RECONSTRUCTION OF A SPATIAL-TEMPORARY MODEL OF FAST DESTRUCTIVE PROCESSES USING REMOTE SENSING
Keywords:
unmanned aerial vehicle, remote sensing, multi-view observation, uncertainty, fire front, voxel, octotree, soft gray fuzzy setAbstract
The paper presents a new method for constructing a soft gray-fuzzy model of a rapid destructive process using remote sensing by a group of unmanned aerial vehicles on the example of a forest fire. The proposed approach allows obtaining a three-dimensional spatiotemporal model of the fire front spreading, the movement of which reflects the dynamics of the process. To overcome the uncertainty of observations caused by the influence of wind, smoke, turbulence and vibrations, obstacles, curvatures and distortions, a complex uncertainty model was constructed, based on the joint use of fuzzy and soft sets as well as “gray” numbers. To organize remote sensing by a group of unmanned aerial vehicles, a spatial model was developed based on the hierarchical structure of voxels that provide areas of three-dimensional space for comparing images from different positions, and a recursive octotree model, which allows resolving the contradiction between the accuracy of observations and the speed of model construction.
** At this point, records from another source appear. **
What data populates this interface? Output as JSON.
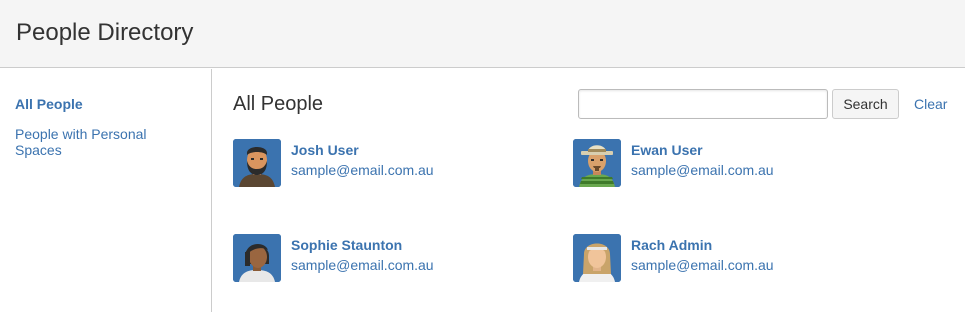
{
  "header": {
    "title": "People Directory"
  },
  "sidebar": {
    "items": [
      {
        "label": "All People",
        "active": true
      },
      {
        "label": "People with Personal Spaces",
        "active": false
      }
    ]
  },
  "main": {
    "title": "All People",
    "search": {
      "value": "",
      "placeholder": "",
      "button_label": "Search",
      "clear_label": "Clear"
    },
    "people": [
      {
        "name": "Josh User",
        "email": "sample@email.com.au",
        "avatar_icon": "bearded-man-avatar-icon"
      },
      {
        "name": "Ewan User",
        "email": "sample@email.com.au",
        "avatar_icon": "hat-man-avatar-icon"
      },
      {
        "name": "Sophie Staunton",
        "email": "sample@email.com.au",
        "avatar_icon": "dark-hair-woman-avatar-icon"
      },
      {
        "name": "Rach Admin",
        "email": "sample@email.com.au",
        "avatar_icon": "blonde-woman-avatar-icon"
      }
    ]
  },
  "colors": {
    "link": "#3b73af",
    "header_bg": "#f5f5f5",
    "border": "#cccccc",
    "avatar_bg": "#3b73af"
  }
}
A set of possible voxel states is determined, their classification is proposed, a method for calculating a three- dimensional observation vector is developed, represented by an array of confidence vectors, with the help of which the grey-fuzzy state of voxels is determined, which allows combining observations from different observers and sequentially refining them. The development of a rapid destructive process is represented by a soft grey-fuzzy set of voxels, which are attributed to a certain state at a certain moment, which allows determining the convincing, uncertain, suspicious and negative components of the process model, while the convincing component represents the stable core of the fire front, the uncertain component – its variable caused by the uncertainty of observations, the negative component – the space not involved in the development of the process.The incompleteness of observations is modeled using the suspicious component. The proposed method allows reproducing rapid spatially distributed destructive processes of different classes, smoothing out the effects of distortions and noise and providing acceptable performance.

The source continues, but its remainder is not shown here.